Sling のリクエスト処理 sling-request-processing
AEM は、コンテンツ指向アプリケーションの開発を容易にする REST 原則に基づく Web アプリケーションフレームワーク Sling を使用して構築されています。Sling は、Apache Jackrabbit Oak などの JCR リポジトリーをデータストアとして使用します。Sling は Apache Software Foundation に貢献してきました。詳しい情報は Apache にあります。
Sling の概要 introduction-to-sling
Sling を使用する場合、レンダリングされるコンテンツのタイプは、処理に関する第一の考慮事項ではありません。代わりに、主な考慮事項は、URL がコンテンツオブジェクトに解決され、そのオブジェクトに対してレンダリングを実行するスクリプトが見つかるかどうかです。このプロセスは、web コンテンツ作成者が要件に合わせて容易にカスタマイズ可能なページを作成する上で、優れたサポートを提供します。
この柔軟性の利点は、様々なコンテンツ要素を持つアプリ、または容易にカスタマイズできるページが必要な場合に明らかです。特に、AEM などの Web コンテンツ管理システムを実装する場合です。
Sling を使用した開発の概要について詳しくは、『15 分間でわかる Sling』を参照してください。
次の図は、Sling のスクリプト解決の説明です。HTTP リクエストからコンテンツノード、コンテンツノードからリソースタイプ、リソースタイプからスクリプトを得る方法と、使用可能なスクリプト変数を示しています。
次の図は、すべての POST リクエストのデフォルトハンドラーである SlingPostServlet
で使用できる、非表示で強力なリクエストパラメーターを示しています。ハンドラーは、リポジトリ内でノードを作成、変更、削除、コピーおよび移動するための無限のオプションを用意しています。
Sling はコンテンツ中心型 sling-is-content-centric
Sling は コンテンツ中心型 です。(HTTP)リクエストがそれぞれ JCR リソース(リポジトリノード)の形式でコンテンツにマッピングされるので、コンテンツに焦点を当てた処理が行われます。
- 最初のターゲットは、コンテンツを保持しているリソース(JCR ノード)です
- 次に、表示域、つまりスクリプトが、リクエストの特定の部分(セレクターや拡張子など)と共にリソースプロパティから配置されます
RESTful Sling restful-sling
コンテンツ中心型の原理により、Sling は REST 指向のサーバーを実装するので、Web アプリケーションフレームワークの新しい概念を特徴としています。メリットは次のとおりです。
-
表面上だけでなく、RESTful であり、リソースや表示域をサーバー内で正しくモデリングされます。
-
1 つ以上のデータモデルを削除します。
- その他のコンテンツ管理フレームワークでは、リソースにアクセスするために URL 構造、ビジネスオブジェクト、DB スキーマが必要になる場合があります。

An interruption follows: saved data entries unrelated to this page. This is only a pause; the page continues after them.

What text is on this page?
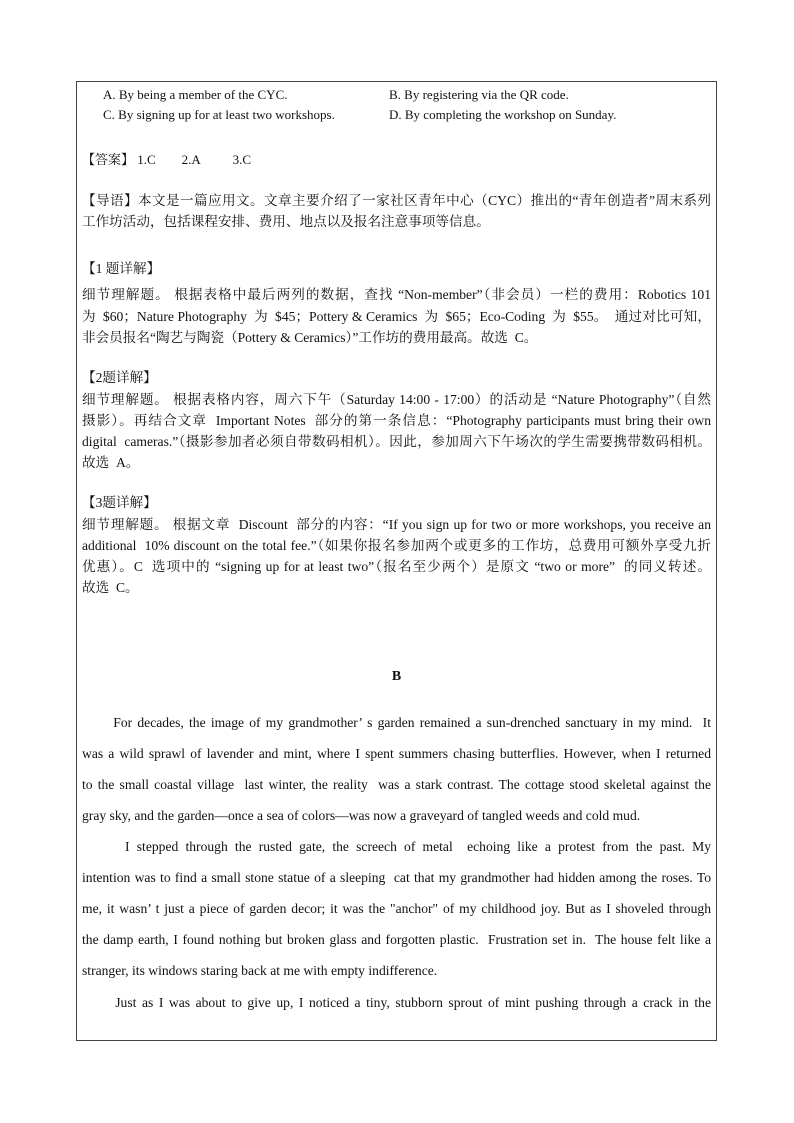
A. By being a member of the CYC.	B. By registering via the QR code.
C. By signing up for at least two workshops.	D. By completing the workshop on Sunday.
【答案】 1.C        2.A          3.C
【导语】本文是一篇应用文。文章主要介绍了一家社区青年中心（CYC）推出的“青年创造者”周末系列
工作坊活动，包括课程安排、费用、地点以及报名注意事项等信息。
【1 题详解】
细节理解题。 根据表格中最后两列的数据，查找 “Non-member”（非会员）一栏的费用：Robotics 101
为  $60；Nature Photography  为  $45；Pottery & Ceramics  为  $65；Eco-Coding  为  $55。  通过对比可知，
非会员报名“陶艺与陶瓷（Pottery & Ceramics）”工作坊的费用最高。故选  C。
【2题详解】
细节理解题。 根据表格内容，周六下午（Saturday 14:00 - 17:00）的活动是 “Nature Photography”（自然
摄影）。再结合文章  Important Notes  部分的第一条信息：“Photography participants must bring their own
digital  cameras.”（摄影参加者必须自带数码相机）。因此，参加周六下午场次的学生需要携带数码相机。
故选  A。
【3题详解】
细节理解题。 根据文章  Discount  部分的内容：“If you sign up for two or more workshops, you receive an
additional  10% discount on the total fee.”（如果你报名参加两个或更多的工作坊，总费用可额外享受九折
优惠）。C  选项中的 “signing up for at least two”（报名至少两个）是原文 “two or more”  的同义转述。
故选  C。
B
For decades, the image of my grandmother’ s garden remained a sun-drenched sanctuary in my mind.  It
was a wild sprawl of lavender and mint, where I spent summers chasing butterflies. However, when I returned
to the small coastal village  last winter, the reality  was a stark contrast. The cottage stood skeletal against the
gray sky, and the garden—once a sea of colors—was now a graveyard of tangled weeds and cold mud.
I stepped through the rusted gate, the screech of metal  echoing like a protest from the past. My
intention was to find a small stone statue of a sleeping  cat that my grandmother had hidden among the roses. To
me, it wasn’ t just a piece of garden decor; it was the "anchor" of my childhood joy. But as I shoveled through
the damp earth, I found nothing but broken glass and forgotten plastic.  Frustration set in.  The house felt like a
stranger, its windows staring back at me with empty indifference.
Just as I was about to give up, I noticed a tiny, stubborn sprout of mint pushing through a crack in the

- Sling を使用すると、次のように削除します。URL = リソース = JCR 構造
URL の分解 url-decomposition
Sling では、処理はユーザーリクエストの URL によって実行されます。適切なスクリプトで表示するコンテンツを定義し、URL から情報を抽出します。
次の URL を分析します。
https://myhost/tools/spy.printable.a4.html/a/b?x=12
次のように複合的な部分に分解できます。
https://
myhost
/
tools/spy
.printable.a4.
html
/
a/b
?
x=12
- プロトコル - HTTPS
- ホスト - サイトのドメイン
- コンテンツパス - レンダリングするコンテンツを指定するパスで、拡張機能と共に使用されます。この例では、
tools/spy.html
と訳されます - セレクター - コンテンツのレンダリングの代替方法として使用し、この例では、A4 形式のプリンターに対応するバージョンです
- 拡張子 - 拡張コンテンツの形式。これも、レンダリングに使用するスクリプトを指定します。

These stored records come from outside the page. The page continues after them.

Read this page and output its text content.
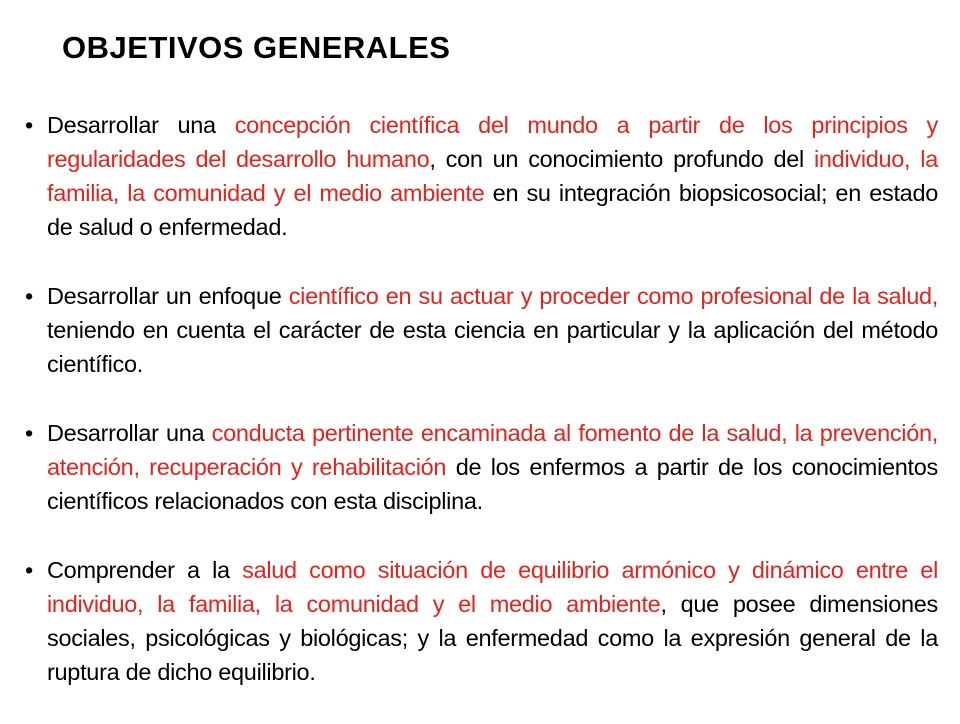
OBJETIVOS GENERALES
• Desarrollar una concepción científica del mundo a partir de los principios y regularidades del desarrollo humano, con un conocimiento profundo del individuo, la familia, la comunidad y el medio ambiente en su integración biopsicosocial; en estado de salud o enfermedad.
• Desarrollar un enfoque científico en su actuar y proceder como profesional de la salud, teniendo en cuenta el carácter de esta ciencia en particular y la aplicación del método científico.
• Desarrollar una conducta pertinente encaminada al fomento de la salud, la prevención, atención, recuperación y rehabilitación de los enfermos a partir de los conocimientos científicos relacionados con esta disciplina.
• Comprender a la salud como situación de equilibrio armónico y dinámico entre el individuo, la familia, la comunidad y el medio ambiente, que posee dimensiones sociales, psicológicas y biológicas; y la enfermedad como la expresión general de la ruptura de dicho equilibrio.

- サフィックス - 追加情報を指定するために使用できます。
- パラメーター - 動的コンテンツに必要なパラメーターです
URL からコンテンツおよびスクリプトへ from-url-to-content-and-scripts
URL 分解の原則を使用します。
- マッピングはリクエストから抽出されたコンテンツパスを使用してリソースを見つけます。

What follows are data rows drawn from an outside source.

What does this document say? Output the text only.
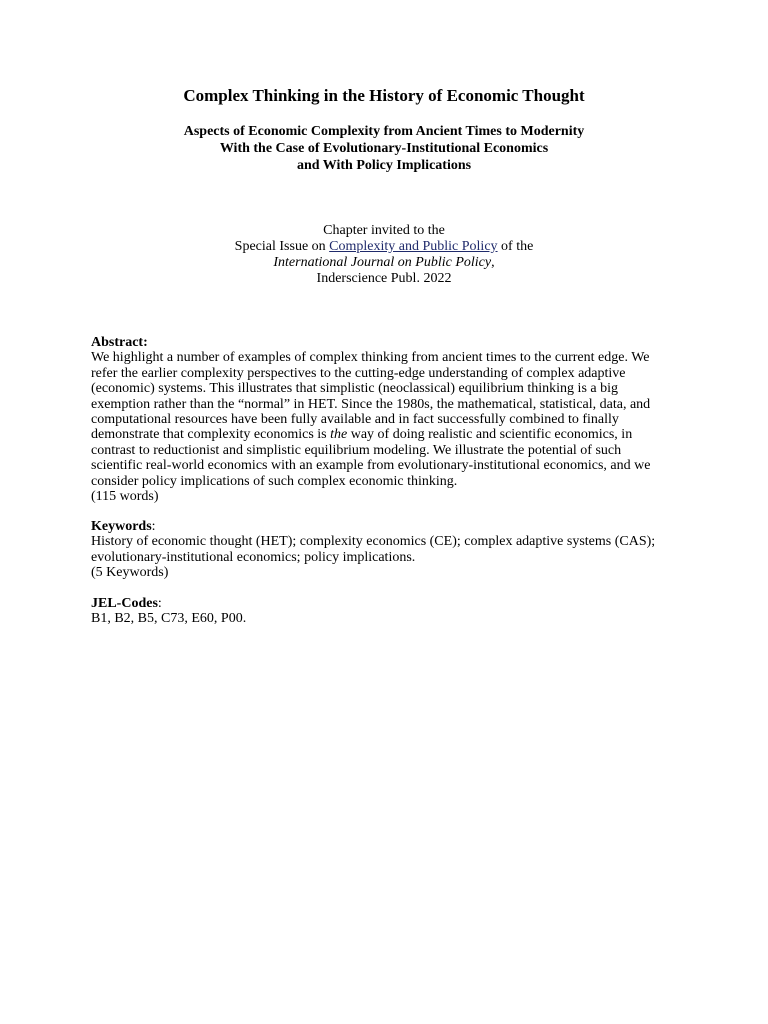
Complex Thinking in the History of Economic Thought
Aspects of Economic Complexity from Ancient Times to Modernity
With the Case of Evolutionary-Institutional Economics
and With Policy Implications
Chapter invited to the
Special Issue on Complexity and Public Policy of the
International Journal on Public Policy,
Inderscience Publ. 2022
Abstract:
We highlight a number of examples of complex thinking from ancient times to the current edge. We
refer the earlier complexity perspectives to the cutting-edge understanding of complex adaptive
(economic) systems. This illustrates that simplistic (neoclassical) equilibrium thinking is a big
exemption rather than the “normal” in HET. Since the 1980s, the mathematical, statistical, data, and
computational resources have been fully available and in fact successfully combined to finally
demonstrate that complexity economics is the way of doing realistic and scientific economics, in
contrast to reductionist and simplistic equilibrium modeling. We illustrate the potential of such
scientific real-world economics with an example from evolutionary-institutional economics, and we
consider policy implications of such complex economic thinking.
(115 words)
Keywords:
History of economic thought (HET); complexity economics (CE); complex adaptive systems (CAS);
evolutionary-institutional economics; policy implications.
(5 Keywords)
JEL-Codes:
B1, B2, B5, C73, E60, P00.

- 適切なリソースが見つかると、Sling リソースタイプが抽出され、コンテンツのレンダリングに使用するスクリプトを見つけるために使用されます。
下の図は、使用するメカニズムを示し、これについて詳しくは、次の節で説明します。
Sling を使用して、特定のエンティティをレンダリングするスクリプトを指定します(JCR ノードで sling:resourceType
プロパティを設定します)。このメカニズムは、リソースが複数のレンディションを持つことができるため、スクリプトがデータエンティティにアクセスするメカニズム(PHP スクリプトの SQL 文のように)よりも自由度が高くなります。
リクエストのリソースへのマッピング mapping-requests-to-resources
リクエストを分解し、必要な情報を抽出します。リポジトリーで、リクエストされたリソース(コンテンツノード)を検索します。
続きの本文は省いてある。